The Aon Hewitt Managed Fund Index, an index representing the performance of traditional Irish pension managed funds, increased by 4.8% in January. This has contributed to the index delivering a positive return of 22.9% in the past 12 months. Meanwhile the mean managed fund gain for the month was 4.7% according to Rubicon Investment Consultants.
Irish pension managed funds delivered strong returns during January, as most global equity markets made gains over the month with the notable exception of the US. European markets rose on the announcement of quantitative easing by the ECB, and by the sharp fall in the Euro following the breaking by the Swiss National Bank of their Euro currency peg. The US market struggled however, as the dollar rose, oil prices fell and corporate earnings disappointed.
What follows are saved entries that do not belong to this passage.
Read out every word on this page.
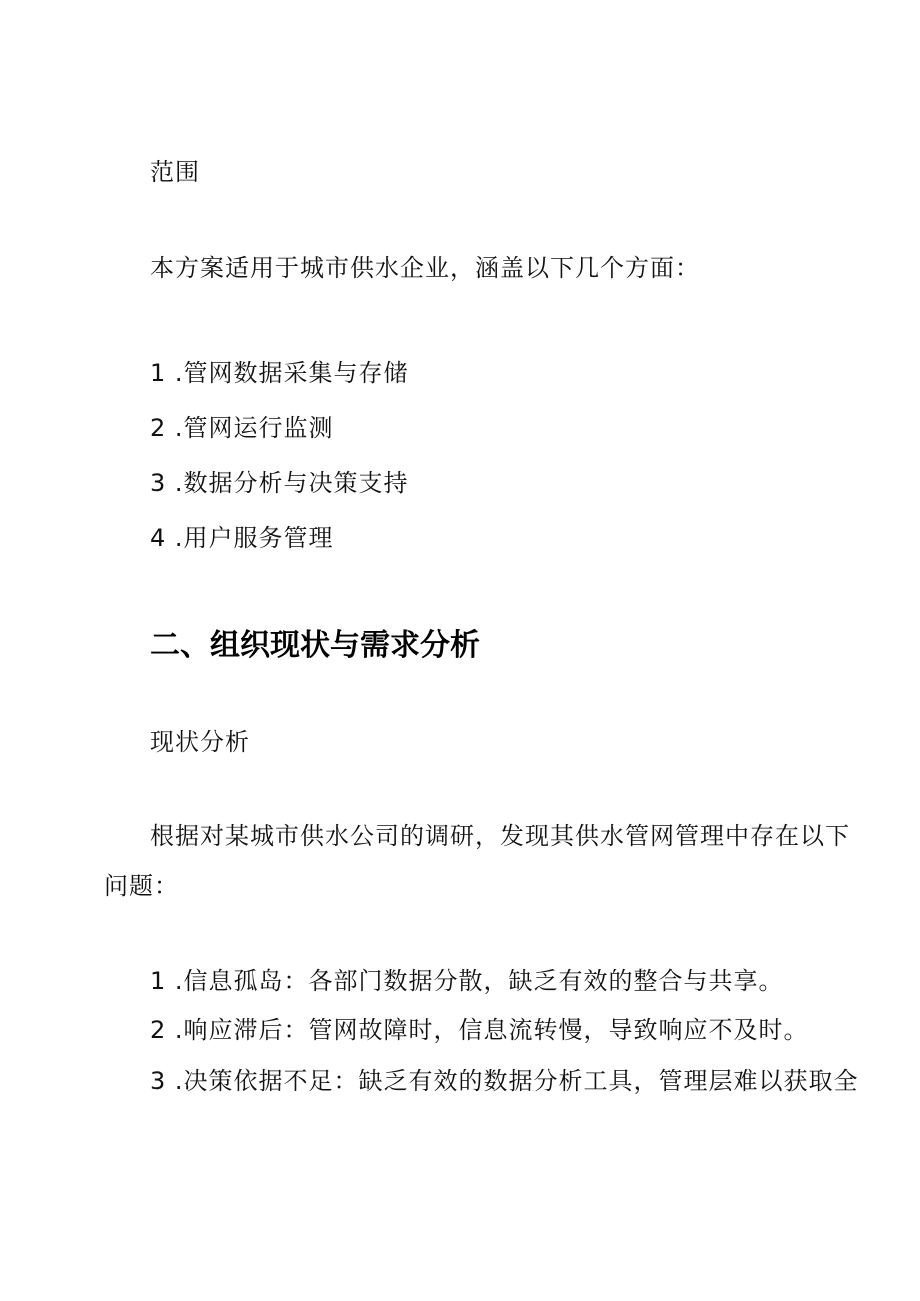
范围
本方案适用于城市供水企业，涵盖以下几个方面：
1 .管网数据采集与存储
2 .管网运行监测
3 .数据分析与决策支持
4 .用户服务管理
二、组织现状与需求分析
现状分析
根据对某城市供水公司的调研，发现其供水管网管理中存在以下
问题：
1 .信息孤岛：各部门数据分散，缺乏有效的整合与共享。
2 .响应滞后：管网故障时，信息流转慢，导致响应不及时。
3 .决策依据不足：缺乏有效的数据分析工具，管理层难以获取全
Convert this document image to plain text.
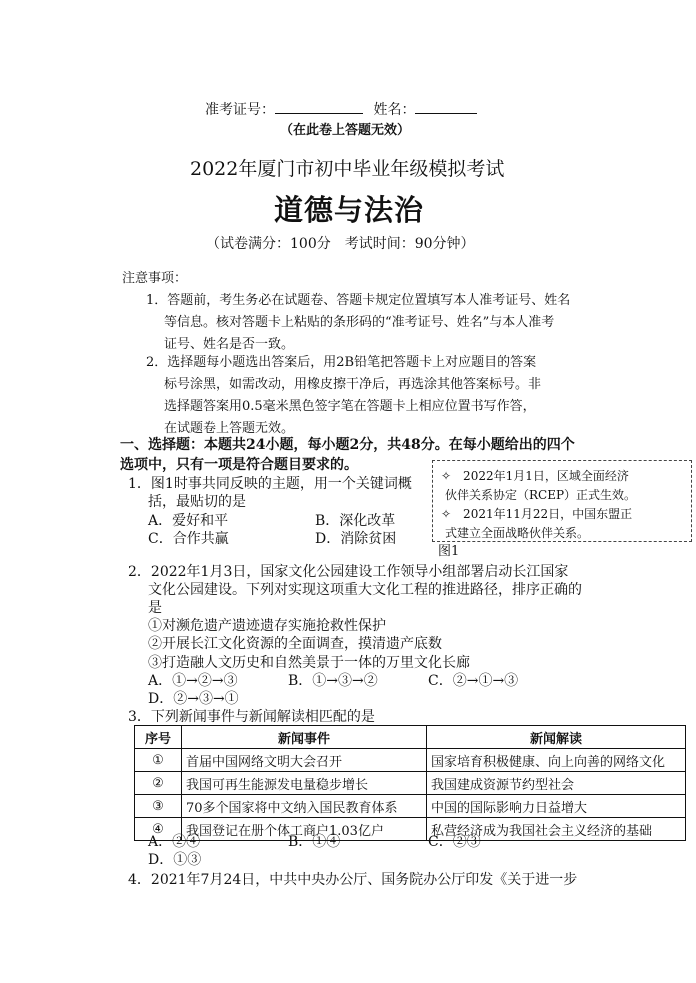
准考证号：	姓名：
（在此卷上答题无效）
2022年厦门市初中毕业年级模拟考试
道德与法治
（试卷满分：100分　考试时间：90分钟）
注意事项：
1．答题前，考生务必在试题卷、答题卡规定位置填写本人准考证号、姓名
等信息。核对答题卡上粘贴的条形码的“准考证号、姓名”与本人准考
证号、姓名是否一致。
2．选择题每小题选出答案后，用2B铅笔把答题卡上对应题目的答案
标号涂黑，如需改动，用橡皮擦干净后，再选涂其他答案标号。非
选择题答案用0.5毫米黑色签字笔在答题卡上相应位置书写作答，
在试题卷上答题无效。
一、选择题：本题共24小题，每小题2分，共48分。在每小题给出的四个
选项中，只有一项是符合题目要求的。
1．图1时事共同反映的主题，用一个关键词概
括，最贴切的是
A．爱好和平	B．深化改革
C．合作共赢	D．消除贫困
✧　2022年1月1日，区域全面经济
伙伴关系协定（RCEP）正式生效。
✧　2021年11月22日，中国东盟正
式建立全面战略伙伴关系。
图1
2．2022年1月3日，国家文化公园建设工作领导小组部署启动长江国家
文化公园建设。下列对实现这项重大文化工程的推进路径，排序正确的
是
①对濒危遗产遗迹遗存实施抢救性保护
②开展长江文化资源的全面调查，摸清遗产底数
③打造融人文历史和自然美景于一体的万里文化长廊
A．①→②→③	B．①→③→②	C．②→①→③
D．②→③→①
3．下列新闻事件与新闻解读相匹配的是
序号	新闻事件	新闻解读
①	首届中国网络文明大会召开	国家培育积极健康、向上向善的网络文化
②	我国可再生能源发电量稳步增长	我国建成资源节约型社会
③	70多个国家将中文纳入国民教育体系	中国的国际影响力日益增大
④	我国登记在册个体工商户1.03亿户	私营经济成为我国社会主义经济的基础
A．②④	B．①④	C．②③
D．①③
4．2021年7月24日，中共中央办公厅、国务院办公厅印发《关于进一步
Aon Hewitt said that oil prices continued to slide and were down 8.9% in US Dollar terms for the month of January as OPEC continue to maintain production levels despite falling prices.
Core Eurozone government bond yields decreased again in January. The German 10 year Bund yield decreased by 23 bps to 0.31%, while the French 10 year bond yield decreased by 30 bps to 0.54%. Peripheral Eurozone bond yields also decreased over the month of January with the Irish 10 year bond yield falling 11 bps to 1.13%.
LCP Ireland commented: "Long-dated AAA Eurozone Government bond yields fell again following the ECB announcement of its quantitative easing programme.